The Internet Watch Foundation (IWF) has joined 108 other civil society organisations in calling on EU leaders to urgently pass strong legislation to tackle the growing crisis of online child sexual abuse.
In a joint open letter to European decision-makers, signatories from across Europe and beyond urge policymakers to put children’s online safety first and advance an ambitious Child Sexual Abuse Regulation (CSAR). The letter warns that continued political deadlock and a lack of ambition risks squandering the opportunity to protect children online in the EU.
After nearly four years of debate on the CSAR, the situation for children has deteriorated sharply. Reports of grooming, sexually coerced extortion, and AI-generated child sexual abuse material have risen dramatically, intensifying concerns that current laws are failing to protect children or prevent repeated victimisation.
The open letter stresses that without robust, binding legislation, imagery of child sexual abuse will continue to circulate indefinitely online, causing lasting harm to victims and allowing perpetrators to operate with impunity.
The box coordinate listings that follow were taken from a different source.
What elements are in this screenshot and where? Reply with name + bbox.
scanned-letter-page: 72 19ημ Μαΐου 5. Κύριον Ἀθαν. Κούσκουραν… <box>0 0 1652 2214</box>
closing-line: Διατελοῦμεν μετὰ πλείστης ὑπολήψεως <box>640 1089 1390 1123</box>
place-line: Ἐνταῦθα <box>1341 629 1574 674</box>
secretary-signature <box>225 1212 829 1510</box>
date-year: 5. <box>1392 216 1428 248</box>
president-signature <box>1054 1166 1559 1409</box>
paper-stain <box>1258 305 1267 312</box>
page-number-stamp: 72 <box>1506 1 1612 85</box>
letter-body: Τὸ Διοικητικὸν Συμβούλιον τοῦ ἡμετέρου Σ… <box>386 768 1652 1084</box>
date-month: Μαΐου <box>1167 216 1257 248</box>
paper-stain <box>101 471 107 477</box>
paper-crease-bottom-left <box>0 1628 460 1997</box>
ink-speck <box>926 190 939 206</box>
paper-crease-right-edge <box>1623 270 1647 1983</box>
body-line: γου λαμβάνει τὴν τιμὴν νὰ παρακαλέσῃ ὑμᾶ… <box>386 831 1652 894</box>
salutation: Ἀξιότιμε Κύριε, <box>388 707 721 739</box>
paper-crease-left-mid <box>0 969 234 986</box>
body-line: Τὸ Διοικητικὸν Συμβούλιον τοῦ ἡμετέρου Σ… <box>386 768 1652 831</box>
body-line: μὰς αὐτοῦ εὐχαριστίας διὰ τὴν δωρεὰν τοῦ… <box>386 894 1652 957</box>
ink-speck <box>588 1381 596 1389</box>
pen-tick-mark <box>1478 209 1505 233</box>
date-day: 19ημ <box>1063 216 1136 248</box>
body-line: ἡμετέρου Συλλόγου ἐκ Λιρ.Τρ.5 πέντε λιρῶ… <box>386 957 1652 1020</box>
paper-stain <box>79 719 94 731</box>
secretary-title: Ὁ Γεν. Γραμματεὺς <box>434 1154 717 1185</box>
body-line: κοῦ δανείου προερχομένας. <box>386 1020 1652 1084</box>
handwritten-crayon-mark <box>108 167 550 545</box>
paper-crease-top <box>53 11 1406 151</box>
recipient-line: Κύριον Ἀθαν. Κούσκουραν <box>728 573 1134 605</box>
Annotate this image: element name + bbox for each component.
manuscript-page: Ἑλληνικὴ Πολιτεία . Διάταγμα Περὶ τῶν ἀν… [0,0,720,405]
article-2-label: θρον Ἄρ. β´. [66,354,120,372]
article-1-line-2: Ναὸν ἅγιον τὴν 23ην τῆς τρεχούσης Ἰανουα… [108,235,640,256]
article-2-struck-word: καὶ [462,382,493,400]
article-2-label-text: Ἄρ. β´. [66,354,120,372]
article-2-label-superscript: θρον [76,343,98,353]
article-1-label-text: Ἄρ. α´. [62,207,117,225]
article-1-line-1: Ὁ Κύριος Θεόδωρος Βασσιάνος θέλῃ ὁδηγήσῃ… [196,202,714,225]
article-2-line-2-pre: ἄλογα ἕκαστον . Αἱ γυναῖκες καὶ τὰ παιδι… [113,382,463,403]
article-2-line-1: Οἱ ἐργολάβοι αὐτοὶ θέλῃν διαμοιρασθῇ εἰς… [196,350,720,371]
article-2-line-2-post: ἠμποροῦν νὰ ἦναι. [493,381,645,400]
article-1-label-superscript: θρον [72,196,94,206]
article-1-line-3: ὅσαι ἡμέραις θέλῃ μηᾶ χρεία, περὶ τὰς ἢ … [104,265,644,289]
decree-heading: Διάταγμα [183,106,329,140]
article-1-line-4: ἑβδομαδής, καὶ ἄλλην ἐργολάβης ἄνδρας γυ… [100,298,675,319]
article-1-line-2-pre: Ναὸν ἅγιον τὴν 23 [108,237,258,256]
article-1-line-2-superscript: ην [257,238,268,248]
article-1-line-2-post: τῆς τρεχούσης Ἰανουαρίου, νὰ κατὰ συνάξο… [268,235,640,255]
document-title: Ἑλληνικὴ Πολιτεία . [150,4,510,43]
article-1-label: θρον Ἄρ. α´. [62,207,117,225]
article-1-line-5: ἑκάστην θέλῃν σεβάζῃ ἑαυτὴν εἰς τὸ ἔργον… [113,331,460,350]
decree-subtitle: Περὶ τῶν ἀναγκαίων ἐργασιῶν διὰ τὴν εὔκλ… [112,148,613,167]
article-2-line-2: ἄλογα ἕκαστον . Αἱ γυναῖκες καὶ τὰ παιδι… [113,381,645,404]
There is strong public backing for decisive action: more than three in five parents believe politicians and technology companies are not doing enough to protect children online, while four in five EU citizens support requiring online service providers to detect, report and remove child sexual abuse material. Recent polling by the IWF showed that nearly nine in ten adults across Germany, Italy and Poland think their governments should back proposed EU child sexual abuse legislation that seeks to protect children online and ensure that tech companies can detect for images and videos of child sexual abuse on their websites and platforms.
Signatories on the letter express deep concern that efforts to safeguard children have been undermined by misinformation about the technologies involved, alongside a refusal to confront the scale and severity of online sexual exploitation. Privacy and child protection are not mutually exclusive, and children have a fundamental right not to have their abuse recorded, shared, and viewed repeatedly online. At the same time, all users have the right not to encounter traumatic and degrading content depicting the sexual abuse of children.
As one of the world’s leading organisations combating online child sexual abuse, the IWF is urging EU leaders to seize this critical moment to establish Europe as a global champion for children’s online safety. The open letter calls for an effective, comprehensive and ambitious CSAR that reflects both the urgency of the crisis and Europe’s responsibility to lead by example.
IWF CEO Kerry Smith said: “The Regulation is an essential step towards ensuring stronger and more consistent protection for children across the European Union. Coordinated action is essential to end the child sexual abuse crisis and protect children from further harm.
“Children deserve laws that prioritise their safety and this letter seeks to keep their rights at the heart of the debate.”